Evidenza inoltre lo stato in cui Stefano ha vissuto i suoi ultimi giorni additandolo come disumano e di estrema crudeltà.
Il fatto
Ottobre 2009, Stefano Cucchi viene beccato dai carabinieri mentre passava a Emanuele Mancini una bustina trasparente in cambio di alcune banconote. Immediata la perquisizione che porta le forze dell'ordine a trovare altre 12 bustine trasparenti e di qualche pastiglia nelle tasche della giacca del 31enne romano. Il contenuto delle bustine erano 21 grammi di hashish mentre le pastiglie sono risultate essere, sulla base di indagini posteriori, cocaina, sostanze inerti e un medicinale che il giovane utilizzava per curare l'epilessia. Per Cucchi viene decisa la custodia cautelare presso il carcere di Roma.
Al momento del suo ingresso nella struttura, Cucchi era in uno stato di salute piuttosto buono, nonostante fosse notevolmente sottopeso.
Durante le udienze Cucchi si presenta in aula con lividi visibili e in uno stato di deperimento sempre maggiore. Nonostante i segni delle percosse siano sotto gli occhi di tutti, Cucchi non ne fa parola con nessuno, nemmeno con il padre con il quale ha un breve dialogo prima dell'inizio della prima udienza. Le condizioni del 31enne continuano a peggiorare fino a quando non viene ricoverato all'ospedale Sandro Pertini e muore. Era il 22 ottobre del 2009 e il ragazzo, rispetto a quando era stato beccato con la droga e poi messo in custodia cautelare, aveva perso 6 chili.

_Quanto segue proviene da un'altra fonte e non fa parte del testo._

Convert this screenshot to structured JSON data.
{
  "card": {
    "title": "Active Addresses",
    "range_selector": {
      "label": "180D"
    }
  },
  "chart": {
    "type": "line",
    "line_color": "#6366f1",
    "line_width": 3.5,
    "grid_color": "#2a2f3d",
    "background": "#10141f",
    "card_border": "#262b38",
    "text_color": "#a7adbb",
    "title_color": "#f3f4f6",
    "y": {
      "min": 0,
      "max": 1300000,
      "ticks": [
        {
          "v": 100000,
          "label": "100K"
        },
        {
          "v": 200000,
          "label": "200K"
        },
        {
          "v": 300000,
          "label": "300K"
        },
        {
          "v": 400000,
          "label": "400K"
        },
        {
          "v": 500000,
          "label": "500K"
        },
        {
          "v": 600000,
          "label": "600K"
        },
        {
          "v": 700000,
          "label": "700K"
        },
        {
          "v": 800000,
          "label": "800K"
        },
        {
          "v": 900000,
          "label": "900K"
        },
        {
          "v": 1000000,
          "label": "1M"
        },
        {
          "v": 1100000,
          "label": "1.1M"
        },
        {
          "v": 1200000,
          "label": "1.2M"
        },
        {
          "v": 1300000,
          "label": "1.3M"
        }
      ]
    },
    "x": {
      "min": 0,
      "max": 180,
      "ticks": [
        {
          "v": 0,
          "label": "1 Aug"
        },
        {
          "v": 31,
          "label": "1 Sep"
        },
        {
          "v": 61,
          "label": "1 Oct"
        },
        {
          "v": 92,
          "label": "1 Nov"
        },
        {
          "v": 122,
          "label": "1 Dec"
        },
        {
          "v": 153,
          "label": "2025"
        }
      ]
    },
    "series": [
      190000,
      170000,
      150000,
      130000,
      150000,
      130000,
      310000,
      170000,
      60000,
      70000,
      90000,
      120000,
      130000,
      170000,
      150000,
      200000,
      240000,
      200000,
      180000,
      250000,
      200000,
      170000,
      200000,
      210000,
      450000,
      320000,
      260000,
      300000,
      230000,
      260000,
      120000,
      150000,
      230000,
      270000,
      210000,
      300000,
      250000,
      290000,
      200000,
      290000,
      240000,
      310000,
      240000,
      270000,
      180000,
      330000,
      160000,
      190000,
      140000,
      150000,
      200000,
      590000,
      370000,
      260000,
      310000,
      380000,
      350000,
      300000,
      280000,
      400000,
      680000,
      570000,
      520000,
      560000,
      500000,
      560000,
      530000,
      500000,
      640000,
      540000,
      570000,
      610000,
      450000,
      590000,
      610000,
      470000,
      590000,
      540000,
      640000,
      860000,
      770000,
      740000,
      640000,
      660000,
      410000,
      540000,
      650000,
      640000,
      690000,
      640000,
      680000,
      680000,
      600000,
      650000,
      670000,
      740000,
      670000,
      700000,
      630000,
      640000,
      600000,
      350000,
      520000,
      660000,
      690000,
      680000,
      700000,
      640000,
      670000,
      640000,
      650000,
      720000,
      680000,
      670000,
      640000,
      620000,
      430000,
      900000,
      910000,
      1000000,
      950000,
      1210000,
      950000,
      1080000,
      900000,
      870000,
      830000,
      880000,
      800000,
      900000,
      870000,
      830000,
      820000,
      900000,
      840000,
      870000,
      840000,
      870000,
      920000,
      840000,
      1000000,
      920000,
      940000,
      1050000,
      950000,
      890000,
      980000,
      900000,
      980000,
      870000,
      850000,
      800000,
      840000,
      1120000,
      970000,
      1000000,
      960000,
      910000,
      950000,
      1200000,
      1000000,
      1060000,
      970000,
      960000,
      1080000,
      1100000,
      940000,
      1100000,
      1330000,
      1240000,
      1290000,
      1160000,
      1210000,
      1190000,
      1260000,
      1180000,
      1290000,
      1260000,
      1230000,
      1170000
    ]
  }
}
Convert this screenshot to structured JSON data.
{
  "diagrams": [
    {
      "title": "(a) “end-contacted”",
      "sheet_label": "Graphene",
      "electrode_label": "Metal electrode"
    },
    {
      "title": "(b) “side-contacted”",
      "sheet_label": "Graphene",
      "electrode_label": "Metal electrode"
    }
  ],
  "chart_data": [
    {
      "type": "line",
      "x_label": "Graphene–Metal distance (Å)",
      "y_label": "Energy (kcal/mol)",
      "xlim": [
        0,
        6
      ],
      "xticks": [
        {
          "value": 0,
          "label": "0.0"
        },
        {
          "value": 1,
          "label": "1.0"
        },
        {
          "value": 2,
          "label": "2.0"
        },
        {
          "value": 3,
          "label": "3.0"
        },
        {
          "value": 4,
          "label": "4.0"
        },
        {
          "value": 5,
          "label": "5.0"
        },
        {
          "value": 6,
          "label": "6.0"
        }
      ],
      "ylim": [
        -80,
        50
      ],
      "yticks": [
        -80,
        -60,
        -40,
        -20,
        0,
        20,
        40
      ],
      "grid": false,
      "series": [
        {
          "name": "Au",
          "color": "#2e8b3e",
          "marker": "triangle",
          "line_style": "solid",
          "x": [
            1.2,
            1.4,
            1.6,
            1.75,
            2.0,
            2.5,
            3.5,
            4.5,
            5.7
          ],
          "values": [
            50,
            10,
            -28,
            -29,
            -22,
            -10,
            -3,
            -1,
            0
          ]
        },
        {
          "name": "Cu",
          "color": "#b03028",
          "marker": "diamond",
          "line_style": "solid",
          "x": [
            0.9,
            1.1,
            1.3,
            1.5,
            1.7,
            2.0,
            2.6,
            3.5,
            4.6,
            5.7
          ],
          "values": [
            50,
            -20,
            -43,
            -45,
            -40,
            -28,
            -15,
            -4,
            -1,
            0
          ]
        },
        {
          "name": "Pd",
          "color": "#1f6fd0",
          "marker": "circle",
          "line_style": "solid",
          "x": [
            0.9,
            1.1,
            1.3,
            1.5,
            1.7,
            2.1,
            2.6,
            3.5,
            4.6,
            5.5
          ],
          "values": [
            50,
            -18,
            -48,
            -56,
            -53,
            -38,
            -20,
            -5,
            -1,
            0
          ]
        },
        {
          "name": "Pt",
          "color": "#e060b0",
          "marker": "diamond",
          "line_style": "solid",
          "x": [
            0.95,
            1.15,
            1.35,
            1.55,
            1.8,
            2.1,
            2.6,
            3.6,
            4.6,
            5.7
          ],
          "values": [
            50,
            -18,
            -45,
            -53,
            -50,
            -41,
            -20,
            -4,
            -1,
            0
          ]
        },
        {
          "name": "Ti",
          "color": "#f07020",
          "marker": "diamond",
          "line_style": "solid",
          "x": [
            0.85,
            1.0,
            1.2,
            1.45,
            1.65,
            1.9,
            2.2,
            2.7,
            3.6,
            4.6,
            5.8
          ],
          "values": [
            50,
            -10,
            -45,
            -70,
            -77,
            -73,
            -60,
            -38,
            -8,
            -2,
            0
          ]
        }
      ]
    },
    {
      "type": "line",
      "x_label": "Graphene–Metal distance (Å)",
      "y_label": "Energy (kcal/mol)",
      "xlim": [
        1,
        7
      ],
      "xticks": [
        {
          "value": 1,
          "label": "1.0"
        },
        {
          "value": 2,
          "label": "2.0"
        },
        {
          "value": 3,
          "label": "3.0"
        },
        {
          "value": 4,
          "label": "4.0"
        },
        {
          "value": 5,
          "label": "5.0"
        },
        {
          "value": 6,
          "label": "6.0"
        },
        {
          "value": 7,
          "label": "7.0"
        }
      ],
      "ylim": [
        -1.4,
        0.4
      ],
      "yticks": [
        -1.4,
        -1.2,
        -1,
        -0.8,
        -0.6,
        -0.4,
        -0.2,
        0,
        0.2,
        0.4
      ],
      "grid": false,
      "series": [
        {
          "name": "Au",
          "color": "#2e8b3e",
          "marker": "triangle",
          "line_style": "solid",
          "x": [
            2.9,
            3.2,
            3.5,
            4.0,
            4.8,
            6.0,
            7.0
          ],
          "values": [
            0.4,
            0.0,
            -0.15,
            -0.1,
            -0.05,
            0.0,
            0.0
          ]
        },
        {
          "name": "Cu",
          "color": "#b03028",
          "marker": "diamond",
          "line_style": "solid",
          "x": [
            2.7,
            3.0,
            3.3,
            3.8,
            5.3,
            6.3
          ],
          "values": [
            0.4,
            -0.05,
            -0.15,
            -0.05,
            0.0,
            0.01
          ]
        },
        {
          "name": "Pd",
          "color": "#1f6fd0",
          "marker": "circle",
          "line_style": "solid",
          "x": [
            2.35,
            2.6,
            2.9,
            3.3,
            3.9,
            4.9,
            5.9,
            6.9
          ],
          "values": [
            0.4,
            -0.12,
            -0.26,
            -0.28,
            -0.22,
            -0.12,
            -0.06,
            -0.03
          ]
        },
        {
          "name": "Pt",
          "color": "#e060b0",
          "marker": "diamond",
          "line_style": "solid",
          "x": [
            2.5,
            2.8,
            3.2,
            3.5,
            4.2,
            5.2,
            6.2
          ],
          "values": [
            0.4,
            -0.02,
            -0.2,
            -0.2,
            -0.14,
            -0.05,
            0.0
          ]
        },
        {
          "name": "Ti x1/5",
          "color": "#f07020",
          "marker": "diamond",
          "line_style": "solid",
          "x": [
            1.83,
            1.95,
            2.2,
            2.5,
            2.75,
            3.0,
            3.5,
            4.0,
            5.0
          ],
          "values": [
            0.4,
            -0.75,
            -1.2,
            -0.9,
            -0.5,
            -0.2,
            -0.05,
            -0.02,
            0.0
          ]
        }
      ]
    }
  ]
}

Da 43 di partenza, aveva raggiunto il peso corporei di 37 kg, drammaticamente basso per un ragazzo alto 1,62.
Le indagini
Dopo la morte di Cucchi, i primi ad essere interrogati sono i membri del carcere che sin da subito negano ogni coinvolgimento con le evidenti percosse riscontrate nel corpo del giovane al momento della sua morte. Nessun coinvolgimento sostengono, così sulla morte di Cucchi gli inquirenti iniziano ad avanzare diverse ipotesi che partono addirittura dalle più scontate viste le condizioni di salute precarie del giovane una volta entrato in carcere. Ecco che fanno quindi capolinea anoressia e tossicodipendenza. A smentire però ogni teoria è un testimone vicino a Cucchi che afferma che lo stesso gli aveva riferito di essere stato più volte picchiato.
A questa prima testimonianza però se ne aggiungono altre fino ad arrivare a quella cruciale di Silvana Cappuccio che dichiarò di aver visto di persona gli agenti della polizia penitenziaria picchiare Cucchi.
Di contro però, le analisi mediche affermano che, a provocare la morte di Cucchi è stata la negligenza medica. Hanno trovato nello specifico un'elevata ipoglicemia, alterazioni della funzione epatica e una ostruzione del catetere vescicale. Tutte cose che, con una dovuta attenzione da parte del personale, potevano essere curate. Le voci però sui pestaggi diventavano sempre più forti e ricche di dettagli al punto che, vengono descritte delle scene che si ripetevano in maniera piuttosto cadenzata. Cucchi gettato a terra dagli agenti che poi lo colpivano con calci e pugni su tutto il corpo, in particolare sull'addome.